🤖 AI Summary
This paper investigates the approximation capacity and statistical convergence rates of convolutional neural networks (CNNs) with one-sided zero padding and multi-channel architectures in nonparametric regression and binary classification. Methodologically, it establishes the first compact approximation bound under weight constraints and develops a novel covering-number analysis framework that jointly accounts for network architecture and weight magnitudes, yielding a new upper bound on covering numbers. Consequently, it provides the first theoretical guarantee that the CNN least-squares estimator achieves the minimax optimal rate over Sobolev classes of smooth functions; similarly, CNN classifiers trained with hinge or logistic loss attain minimax optimal rates in binary classification.
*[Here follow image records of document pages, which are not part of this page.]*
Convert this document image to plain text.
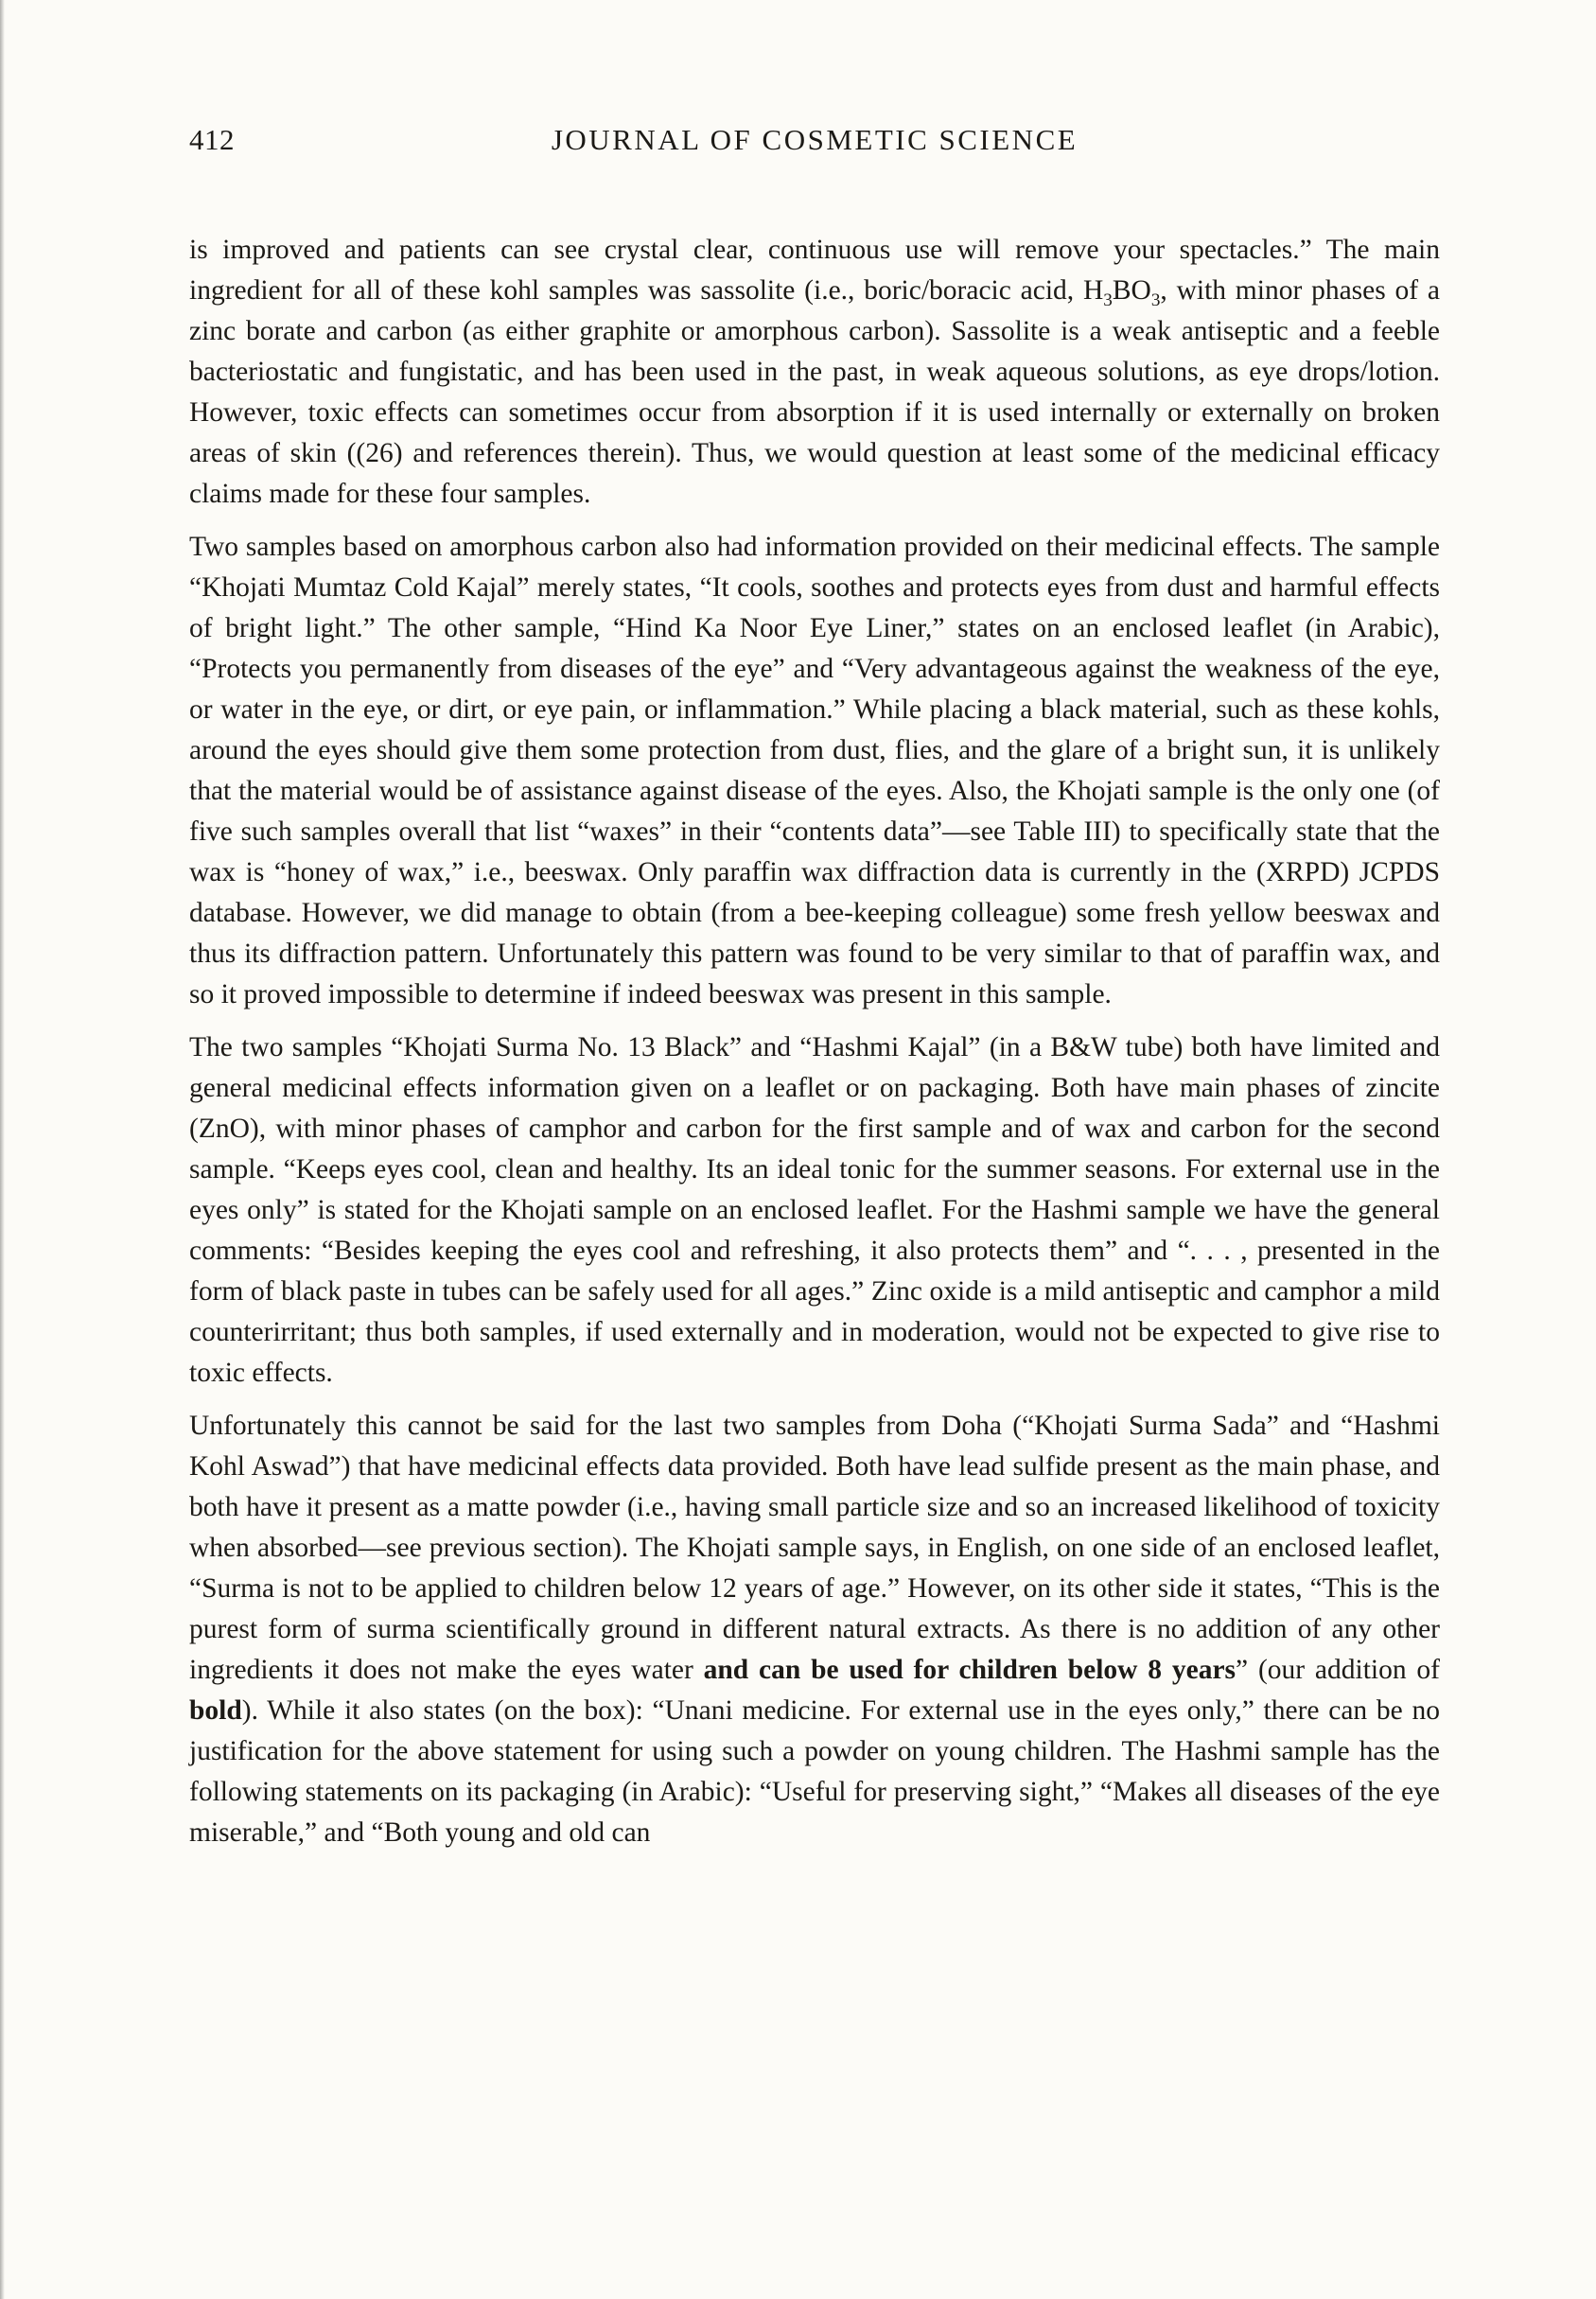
412	JOURNAL OF COSMETIC SCIENCE

is improved and patients can see crystal clear, continuous use will remove your spectacles.” The main ingredient for all of these kohl samples was sassolite (i.e., boric/boracic acid, $H_3BO_3$, with minor phases of a zinc borate and carbon (as either graphite or amorphous carbon). Sassolite is a weak antiseptic and a feeble bacteriostatic and fungistatic, and has been used in the past, in weak aqueous solutions, as eye drops/lotion. However, toxic effects can sometimes occur from absorption if it is used internally or externally on broken areas of skin ((26) and references therein). Thus, we would question at least some of the medicinal efficacy claims made for these four samples.

Two samples based on amorphous carbon also had information provided on their medicinal effects. The sample “Khojati Mumtaz Cold Kajal” merely states, “It cools, soothes and protects eyes from dust and harmful effects of bright light.” The other sample, “Hind Ka Noor Eye Liner,” states on an enclosed leaflet (in Arabic), “Protects you permanently from diseases of the eye” and “Very advantageous against the weakness of the eye, or water in the eye, or dirt, or eye pain, or inflammation.” While placing a black material, such as these kohls, around the eyes should give them some protection from dust, flies, and the glare of a bright sun, it is unlikely that the material would be of assistance against disease of the eyes. Also, the Khojati sample is the only one (of five such samples overall that list “waxes” in their “contents data”—see Table III) to specifically state that the wax is “honey of wax,” i.e., beeswax. Only paraffin wax diffraction data is currently in the (XRPD) JCPDS database. However, we did manage to obtain (from a bee-keeping colleague) some fresh yellow beeswax and thus its diffraction pattern. Unfortunately this pattern was found to be very similar to that of paraffin wax, and so it proved impossible to determine if indeed beeswax was present in this sample.

The two samples “Khojati Surma No. 13 Black” and “Hashmi Kajal” (in a B&W tube) both have limited and general medicinal effects information given on a leaflet or on packaging. Both have main phases of zincite (ZnO), with minor phases of camphor and carbon for the first sample and of wax and carbon for the second sample. “Keeps eyes cool, clean and healthy. Its an ideal tonic for the summer seasons. For external use in the eyes only” is stated for the Khojati sample on an enclosed leaflet. For the Hashmi sample we have the general comments: “Besides keeping the eyes cool and refreshing, it also protects them” and “. . . , presented in the form of black paste in tubes can be safely used for all ages.” Zinc oxide is a mild antiseptic and camphor a mild counterirritant; thus both samples, if used externally and in moderation, would not be expected to give rise to toxic effects.

Unfortunately this cannot be said for the last two samples from Doha (“Khojati Surma Sada” and “Hashmi Kohl Aswad”) that have medicinal effects data provided. Both have lead sulfide present as the main phase, and both have it present as a matte powder (i.e., having small particle size and so an increased likelihood of toxicity when absorbed—see previous section). The Khojati sample says, in English, on one side of an enclosed leaflet, “Surma is not to be applied to children below 12 years of age.” However, on its other side it states, “This is the purest form of surma scientifically ground in different natural extracts. As there is no addition of any other ingredients it does not make the eyes water and can be used for children below 8 years” (our addition of bold). While it also states (on the box): “Unani medicine. For external use in the eyes only,” there can be no justification for the above statement for using such a powder on young children. The Hashmi sample has the following statements on its packaging (in Arabic): “Useful for preserving sight,” “Makes all diseases of the eye miserable,” and “Both young and old can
These results characterize the fundamental statistical efficiency limits of structured CNNs in nonparametric learning, offering rigorous theoretical foundations and practical guidance for architectural design.
📝 Abstract
We study approximation and learning capacities of convolutional neural networks (CNNs) with one-side zero-padding and multiple channels. Our first result proves a new approximation bound for CNNs with certain constraint on the weights. Our second result gives new analysis on the covering number of feed-forward neural networks with CNNs as special cases. The analysis carefully takes into account the size of the weights and hence gives better bounds than the existing literature in some situations. Using these two results, we are able to derive rates of convergence for estimators based on CNNs in many learning problems. In particular, we establish minimax optimal convergence rates of the least squares based on CNNs for learning smooth functions in the nonparametric regression setting. For binary classification, we derive convergence rates for CNN classifiers with hinge loss and logistic loss. It is also shown that the obtained rates for classification are minimax optimal in some common settings.